Die Astronomen vermuten, dass der kleine Himmelskörper einen hohen Anteil an Wasser enthält · und Wasser ist im All ein wertvoller Stoff, nicht nur weil es zur Versorgung späterer bemannter Missionen
nötig ist, sondern, mehr noch, weil sich aus Wasser leicht Raketentreibstoff · Wasserstoff und Sauerstoff · gewinnen lässt. Auch andere wertvolle Rohstoffe hofft James Benson auf Nereus zu finden.
„Selbst ein kleiner Asteroid enthält natürliche Ressourcen, die, auf der Erde gefunden, einen Wert von über 1.000 Mrd. Dollar hätten", schwärmt der Raumfahrtunternehmer.

Benson hofft, mit NEAP einen Präzedenzfall zu schaffen, mit dessen Hilfe die Eigentumsrechte privater Firmen im All geklärt werden können · und so der kommerziellen Raumfahrt zu einem Aufschwung zu
verhelfen. Die internationalen Weltraumverträge stehen, so Benson, einem Privatbesitz von Asteroiden nicht entgegen, da sie nur die nationale Inbesitznahme von Himmelskörpern ausschließen.

Projekt Artemis

Eine Art interstellares Kolonialisierungsprojekt verfolgt Gregory Bennett. Für den NASA-Techniker war das Apollo-Programm nicht der Höhepunkt, sondern der absolute Tiefpunkt des amerikanischen
Raumfahrtprogramms: „Apollo zeigte, dass die Raumfahrt nicht mehr ist als ein Spielball der Politik · die Schaffung von Weltraumkolonien stand niemals auf dem Plan der NASA!"
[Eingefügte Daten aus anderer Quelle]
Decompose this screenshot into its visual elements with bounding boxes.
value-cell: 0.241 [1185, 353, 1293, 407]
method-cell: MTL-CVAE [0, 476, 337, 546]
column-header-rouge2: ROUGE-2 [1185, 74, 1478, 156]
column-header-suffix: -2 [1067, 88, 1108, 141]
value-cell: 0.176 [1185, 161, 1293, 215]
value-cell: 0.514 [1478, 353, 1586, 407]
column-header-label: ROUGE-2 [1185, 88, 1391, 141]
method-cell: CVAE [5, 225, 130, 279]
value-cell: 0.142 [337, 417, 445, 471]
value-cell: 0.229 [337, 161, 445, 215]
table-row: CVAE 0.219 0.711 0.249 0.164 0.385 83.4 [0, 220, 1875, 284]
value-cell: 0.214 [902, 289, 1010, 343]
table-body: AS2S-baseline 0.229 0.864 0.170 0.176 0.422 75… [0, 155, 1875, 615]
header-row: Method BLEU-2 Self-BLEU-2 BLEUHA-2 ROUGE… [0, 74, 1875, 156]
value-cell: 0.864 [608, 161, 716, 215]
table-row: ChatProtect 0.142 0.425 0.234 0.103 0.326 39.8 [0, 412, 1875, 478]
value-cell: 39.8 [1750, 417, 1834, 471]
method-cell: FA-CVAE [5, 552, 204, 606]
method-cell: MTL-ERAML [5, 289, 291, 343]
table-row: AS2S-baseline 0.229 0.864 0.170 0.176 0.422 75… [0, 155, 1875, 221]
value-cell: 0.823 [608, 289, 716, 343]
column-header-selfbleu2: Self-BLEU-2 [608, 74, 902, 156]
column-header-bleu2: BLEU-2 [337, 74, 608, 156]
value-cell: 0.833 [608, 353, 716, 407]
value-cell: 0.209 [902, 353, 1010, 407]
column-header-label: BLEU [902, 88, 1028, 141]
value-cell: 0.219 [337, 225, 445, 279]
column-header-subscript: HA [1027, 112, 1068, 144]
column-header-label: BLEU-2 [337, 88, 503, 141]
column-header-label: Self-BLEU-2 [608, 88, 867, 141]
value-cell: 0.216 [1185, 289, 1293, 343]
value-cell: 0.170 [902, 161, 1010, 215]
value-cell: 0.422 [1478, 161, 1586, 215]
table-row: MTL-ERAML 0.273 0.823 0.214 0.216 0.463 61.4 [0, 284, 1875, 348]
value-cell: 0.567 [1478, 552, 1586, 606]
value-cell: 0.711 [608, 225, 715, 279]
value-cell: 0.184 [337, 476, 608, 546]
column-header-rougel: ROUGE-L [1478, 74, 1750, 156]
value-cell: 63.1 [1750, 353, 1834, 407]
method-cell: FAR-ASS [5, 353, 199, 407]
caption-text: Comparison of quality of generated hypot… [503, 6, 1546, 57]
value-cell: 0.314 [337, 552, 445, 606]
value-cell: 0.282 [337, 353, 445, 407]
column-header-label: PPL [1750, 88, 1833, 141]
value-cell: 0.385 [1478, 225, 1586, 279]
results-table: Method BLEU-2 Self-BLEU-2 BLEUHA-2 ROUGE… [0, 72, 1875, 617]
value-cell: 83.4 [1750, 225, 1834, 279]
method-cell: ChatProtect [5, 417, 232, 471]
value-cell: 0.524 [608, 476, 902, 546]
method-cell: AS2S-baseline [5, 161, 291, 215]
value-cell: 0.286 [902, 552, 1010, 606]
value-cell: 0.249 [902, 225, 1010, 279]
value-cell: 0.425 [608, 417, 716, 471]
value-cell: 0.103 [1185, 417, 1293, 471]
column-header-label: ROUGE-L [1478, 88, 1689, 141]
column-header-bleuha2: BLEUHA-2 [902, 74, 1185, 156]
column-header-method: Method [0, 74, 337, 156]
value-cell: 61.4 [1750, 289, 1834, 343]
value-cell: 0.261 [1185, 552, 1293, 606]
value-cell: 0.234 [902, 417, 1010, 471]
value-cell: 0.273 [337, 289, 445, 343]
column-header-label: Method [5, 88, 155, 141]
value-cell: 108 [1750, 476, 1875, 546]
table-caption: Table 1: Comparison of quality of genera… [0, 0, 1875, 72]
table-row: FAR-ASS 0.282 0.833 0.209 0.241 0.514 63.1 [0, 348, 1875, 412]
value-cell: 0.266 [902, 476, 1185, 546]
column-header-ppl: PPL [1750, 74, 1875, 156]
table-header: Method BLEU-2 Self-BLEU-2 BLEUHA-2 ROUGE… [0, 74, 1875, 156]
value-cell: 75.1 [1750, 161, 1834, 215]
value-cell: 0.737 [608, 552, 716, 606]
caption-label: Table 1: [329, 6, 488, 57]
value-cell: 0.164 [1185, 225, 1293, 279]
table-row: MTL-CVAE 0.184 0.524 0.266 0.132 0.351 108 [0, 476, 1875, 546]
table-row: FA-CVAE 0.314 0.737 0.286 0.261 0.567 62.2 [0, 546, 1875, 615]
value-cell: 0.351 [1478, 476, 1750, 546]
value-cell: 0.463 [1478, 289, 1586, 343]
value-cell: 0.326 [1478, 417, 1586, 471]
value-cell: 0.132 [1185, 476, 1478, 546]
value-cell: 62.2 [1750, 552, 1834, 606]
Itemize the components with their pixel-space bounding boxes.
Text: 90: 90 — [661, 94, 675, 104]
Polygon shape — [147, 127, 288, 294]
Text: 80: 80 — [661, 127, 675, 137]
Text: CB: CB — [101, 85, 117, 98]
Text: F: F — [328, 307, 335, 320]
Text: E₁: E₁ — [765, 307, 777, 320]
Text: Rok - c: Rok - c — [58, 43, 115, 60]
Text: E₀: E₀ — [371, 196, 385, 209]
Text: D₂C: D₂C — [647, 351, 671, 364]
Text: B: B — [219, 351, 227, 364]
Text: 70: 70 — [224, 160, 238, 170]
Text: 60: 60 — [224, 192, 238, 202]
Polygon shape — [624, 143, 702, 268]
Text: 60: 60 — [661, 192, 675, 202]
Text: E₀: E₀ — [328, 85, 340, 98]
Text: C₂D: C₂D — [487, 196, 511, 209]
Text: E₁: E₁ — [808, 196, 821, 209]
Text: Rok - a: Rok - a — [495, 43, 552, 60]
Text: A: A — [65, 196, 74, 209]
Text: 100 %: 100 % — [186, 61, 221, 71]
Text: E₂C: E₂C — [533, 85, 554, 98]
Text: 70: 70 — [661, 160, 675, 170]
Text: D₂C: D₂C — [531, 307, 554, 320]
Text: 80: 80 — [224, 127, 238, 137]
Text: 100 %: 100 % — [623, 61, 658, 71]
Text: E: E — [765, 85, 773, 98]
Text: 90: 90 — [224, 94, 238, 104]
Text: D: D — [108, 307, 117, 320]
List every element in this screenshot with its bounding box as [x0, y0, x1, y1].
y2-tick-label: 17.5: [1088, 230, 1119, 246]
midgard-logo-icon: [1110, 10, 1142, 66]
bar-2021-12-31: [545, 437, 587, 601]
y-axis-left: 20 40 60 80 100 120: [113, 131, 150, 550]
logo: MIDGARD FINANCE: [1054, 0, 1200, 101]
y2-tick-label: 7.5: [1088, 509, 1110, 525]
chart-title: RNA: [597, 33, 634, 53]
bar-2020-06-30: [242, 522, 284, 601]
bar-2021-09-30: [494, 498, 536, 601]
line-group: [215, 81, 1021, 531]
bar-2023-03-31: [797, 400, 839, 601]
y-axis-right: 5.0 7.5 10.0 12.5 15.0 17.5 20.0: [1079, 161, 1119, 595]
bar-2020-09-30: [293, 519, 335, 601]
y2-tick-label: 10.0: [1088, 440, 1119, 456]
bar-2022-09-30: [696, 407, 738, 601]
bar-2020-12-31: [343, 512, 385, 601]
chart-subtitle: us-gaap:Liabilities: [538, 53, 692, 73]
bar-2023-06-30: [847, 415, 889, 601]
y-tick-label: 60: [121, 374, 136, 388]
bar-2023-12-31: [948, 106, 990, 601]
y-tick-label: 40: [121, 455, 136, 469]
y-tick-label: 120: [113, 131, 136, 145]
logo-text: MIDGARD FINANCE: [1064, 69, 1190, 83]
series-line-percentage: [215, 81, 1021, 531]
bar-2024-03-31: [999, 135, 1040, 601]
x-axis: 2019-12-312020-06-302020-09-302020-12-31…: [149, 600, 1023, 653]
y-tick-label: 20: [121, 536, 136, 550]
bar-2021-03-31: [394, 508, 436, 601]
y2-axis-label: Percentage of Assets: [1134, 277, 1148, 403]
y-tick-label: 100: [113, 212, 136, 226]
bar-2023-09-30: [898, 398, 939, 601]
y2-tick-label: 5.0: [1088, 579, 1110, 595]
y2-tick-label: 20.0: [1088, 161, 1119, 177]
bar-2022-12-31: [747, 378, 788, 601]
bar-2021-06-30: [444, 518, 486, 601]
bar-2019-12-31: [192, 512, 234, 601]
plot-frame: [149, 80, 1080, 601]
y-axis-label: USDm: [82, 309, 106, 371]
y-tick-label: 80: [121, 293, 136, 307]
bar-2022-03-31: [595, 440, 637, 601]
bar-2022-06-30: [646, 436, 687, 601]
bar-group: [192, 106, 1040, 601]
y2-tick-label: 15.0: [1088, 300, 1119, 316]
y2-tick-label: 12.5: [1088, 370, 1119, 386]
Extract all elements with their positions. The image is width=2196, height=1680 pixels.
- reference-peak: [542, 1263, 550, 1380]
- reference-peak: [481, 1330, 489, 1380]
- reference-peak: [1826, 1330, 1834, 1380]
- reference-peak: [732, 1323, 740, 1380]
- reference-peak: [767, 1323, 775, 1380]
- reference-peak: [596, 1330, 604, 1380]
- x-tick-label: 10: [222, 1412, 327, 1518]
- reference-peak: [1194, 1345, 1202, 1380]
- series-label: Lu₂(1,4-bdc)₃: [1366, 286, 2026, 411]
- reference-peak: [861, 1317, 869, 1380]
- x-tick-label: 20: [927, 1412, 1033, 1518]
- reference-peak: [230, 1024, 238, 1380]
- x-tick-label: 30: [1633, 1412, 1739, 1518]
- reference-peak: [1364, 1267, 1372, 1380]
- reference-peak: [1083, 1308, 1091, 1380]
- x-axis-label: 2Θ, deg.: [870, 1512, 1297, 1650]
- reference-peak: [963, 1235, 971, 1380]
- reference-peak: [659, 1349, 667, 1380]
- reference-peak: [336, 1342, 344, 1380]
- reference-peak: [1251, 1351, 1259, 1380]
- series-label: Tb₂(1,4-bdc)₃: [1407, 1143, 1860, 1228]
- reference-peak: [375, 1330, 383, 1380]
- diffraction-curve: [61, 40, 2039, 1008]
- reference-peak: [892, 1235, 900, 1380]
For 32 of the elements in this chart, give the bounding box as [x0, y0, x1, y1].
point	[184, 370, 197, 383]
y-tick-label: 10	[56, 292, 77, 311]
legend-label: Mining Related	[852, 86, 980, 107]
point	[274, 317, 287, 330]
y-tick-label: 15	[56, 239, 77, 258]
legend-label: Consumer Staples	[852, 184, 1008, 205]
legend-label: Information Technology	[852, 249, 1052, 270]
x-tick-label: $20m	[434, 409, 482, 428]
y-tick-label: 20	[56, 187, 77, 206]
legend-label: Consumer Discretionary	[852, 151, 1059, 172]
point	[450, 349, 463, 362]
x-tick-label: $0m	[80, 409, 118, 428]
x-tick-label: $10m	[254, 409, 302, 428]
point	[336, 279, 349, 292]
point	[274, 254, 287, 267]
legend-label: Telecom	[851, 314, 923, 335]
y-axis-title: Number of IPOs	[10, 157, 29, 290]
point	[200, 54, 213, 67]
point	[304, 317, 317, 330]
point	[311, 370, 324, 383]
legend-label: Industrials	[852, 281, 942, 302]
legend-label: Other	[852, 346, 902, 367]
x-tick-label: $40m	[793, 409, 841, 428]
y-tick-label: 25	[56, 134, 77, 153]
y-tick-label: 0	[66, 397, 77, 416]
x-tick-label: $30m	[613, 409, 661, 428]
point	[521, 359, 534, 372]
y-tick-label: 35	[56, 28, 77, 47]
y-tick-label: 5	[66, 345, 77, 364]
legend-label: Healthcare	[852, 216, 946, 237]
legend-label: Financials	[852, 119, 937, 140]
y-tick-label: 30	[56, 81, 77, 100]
Über 27 Jahre ist es her, dass der Letzte von insgesamt zwölf Menschen auf dem Mond herum spazierte. Heute ist die NASA vollauf mit dem Bau der Raumstation ISS beschäftigt, bemannte Flüge zum Mond
stehen selbst für die ferne Zukunft nicht auf dem Plan. Doch wenn es nach Bennett geht, dann werden schon in wenigen Jahren wieder Menschen den Erdtrabanten betreten · und diesmal, um zu bleiben. Vor
fünf Jahren gründete Bennett mit gleich gesinnten Mond-Enthusiasten die „Internationale Artemis Gesellschaft", die sich die Einrichtung einer permanenten, sich selbst versorgenden Mondstation zum
Ziel gesetzt hat. Finanziert werden soll das Vorhaben · 1,5 Mrd. Dollar werden veranschlagt · durch, wie Bennett es nennt, „schamlosen Kommerzialismus". Über eine eigens gegründete „Lunar
Resources Company" werden schon heute Souvenirartikel verkauft, gemeinsam mit einem Verlag wird das „Artemis Magazine" herausgegeben. Und von Anbeginn an soll Tourismus eine Hauptrolle bei der
Besiedlung des Erdtrabanten spielen. Bennett hofft auf die Erschließung großer Höhlen im Mondboden: „Dort oben hat man nur ein Sechstel des irdischen Gewichts", schwärmt er. „Sie können sich
zum Beispiel Flügel umschnallen und durch die Höhlen fliegen!"